All Quiet on the Novel Front? No, there is more here than you see….

Work on the novel has been a little slow.At least that’s how it looks from the outside.

Which is not surprising. Working on a big project like this is more akin to a marathon than a sprint. I am also one of those writers who, rather than wade into the thicket unprepared, I like to think through a part of the novel if it looks as if it will be troublesome.

This next part of the novel necessarily isn’t troublesome, by definition of the word, but there are difficult layers to it I want to understand before I tackle it. I don’t always do this with every story or every scene. Sometimes parts of a story are very easy to write, sometimes they are not.

I’m not complaining about all this. It’s part of writing. I made that pact long ago when I decided I was going to make this my profession. It’s the pact we all make when we decide we are going to write. I’m putting it out there because I am a writer and writing about things like this helps me process it and find avenues and methods out .Writing is mostly mental,not physical. Work on that part more than the other and you will be successful.

I’ve also been busy with other things in life which has eaten away writing time. This was a busy week. But hopefully next week will be better and I can get more words down on paper. Or electrons on the screen, or whatever.

But on top of all that one of the things I want to talk about is how we writers are working even when it doesn’t appear we are working. I have always maintained writing is 90% mental and that’s probably a low estimate. The actual writing part, the physical activity, isn’t the majority of the creativity process. It’s the mental work we do before, during, and after a story is written that truly makes a story come alive.

Now that I think of it maybe I should have made this a Conversation with Story pillar post, but that’s cool. I still stand by my judgment that writing is primarily a mental exercise. I mean, you need careful and specific movements to paint and sculpt and throw clay pots. You need careful and specific layers of imagination to write good stories.

At least that’s how it works for me. And even though I am not actively writing…I am still writing because I am working on the story in my mind and working through some problematic areas. Once I get that done, or at least reach a point where I understand the scene and can view it holistically, I will be ready to tackle it again.

May not look like it but trust me. I am still writing. All writers are writing, even when it looks as if they are not. We never stop writing. No real writer ever stops writing.
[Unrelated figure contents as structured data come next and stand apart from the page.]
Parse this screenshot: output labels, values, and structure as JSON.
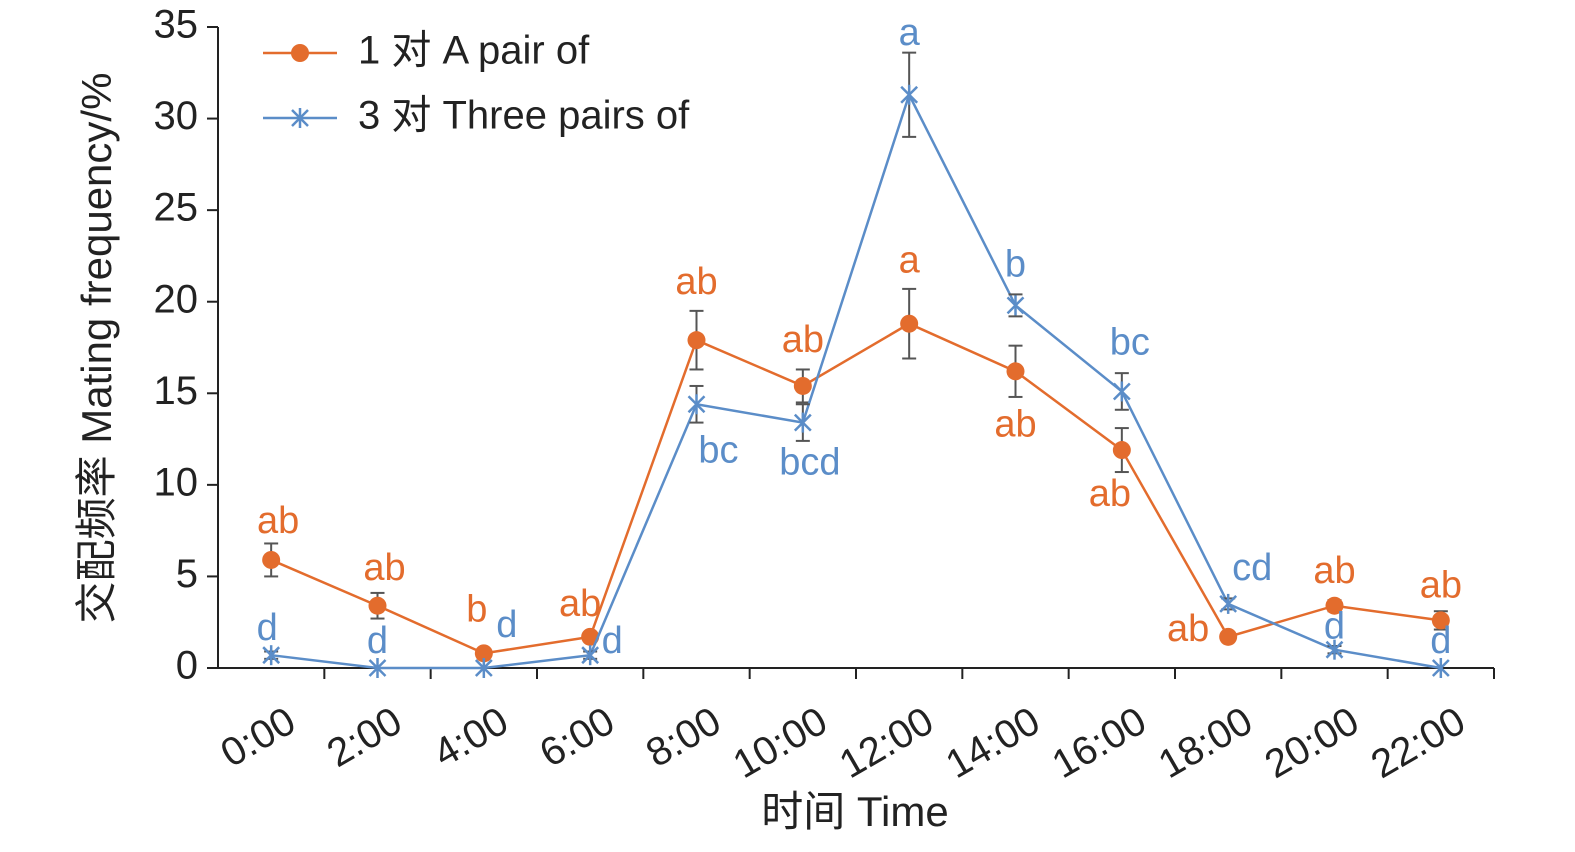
{
  "chart_data": {
    "type": "line",
    "x_label": "时间 Time",
    "y_label": "交配频率 Mating frequency/%",
    "categories": [
      "0:00",
      "2:00",
      "4:00",
      "6:00",
      "8:00",
      "10:00",
      "12:00",
      "14:00",
      "16:00",
      "18:00",
      "20:00",
      "22:00"
    ],
    "ylim": [
      0,
      35
    ],
    "yticks": [
      0,
      5,
      10,
      15,
      20,
      25,
      30,
      35
    ],
    "legend": "top-left",
    "series": [
      {
        "name": "1 对 A pair of",
        "color": "#e36c2d",
        "marker": "circle",
        "values": [
          5.9,
          3.4,
          0.8,
          1.7,
          17.9,
          15.4,
          18.8,
          16.2,
          11.9,
          1.7,
          3.4,
          2.6
        ],
        "errors": [
          0.9,
          0.7,
          0.2,
          0.2,
          1.6,
          0.9,
          1.9,
          1.4,
          1.2,
          0.2,
          0.3,
          0.5
        ],
        "labels": [
          "ab",
          "ab",
          "b",
          "ab",
          "ab",
          "ab",
          "a",
          "ab",
          "ab",
          "ab",
          "ab",
          "ab"
        ]
      },
      {
        "name": "3 对 Three pairs of",
        "color": "#5b8dc8",
        "marker": "asterisk",
        "values": [
          0.7,
          0,
          0,
          0.7,
          14.4,
          13.4,
          31.3,
          19.8,
          15.1,
          3.5,
          1.0,
          0
        ],
        "errors": [
          0.2,
          0,
          0,
          0.2,
          1.0,
          1.0,
          2.3,
          0.6,
          1.0,
          0.3,
          0.2,
          0
        ],
        "labels": [
          "d",
          "d",
          "d",
          "d",
          "bc",
          "bcd",
          "a",
          "b",
          "bc",
          "cd",
          "d",
          "d"
        ]
      }
    ]
  }
}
8 Replies to “All Quiet on the Novel Front? No, there is more here than you see….”

  1. Ha. Good luck getting someone to believe that who just wants you to get off your lazy butt and go mow the yard, LOL! Well, if you can convince them, bottle that ability up and sell it — writers have been telling non-writers that since the cave-people days.

  2. Hey, you are preaching to the choir here, buddy! I work out resolutions to apparent conflicts in my storylines ALL THE TIME–these tasks will not leave me alone, for crying out loud. As far as you guys being plagued with “honey-do” chores, I will just give thanks to be female, being a senior citizen who is SUPPOSED to be on her derriere!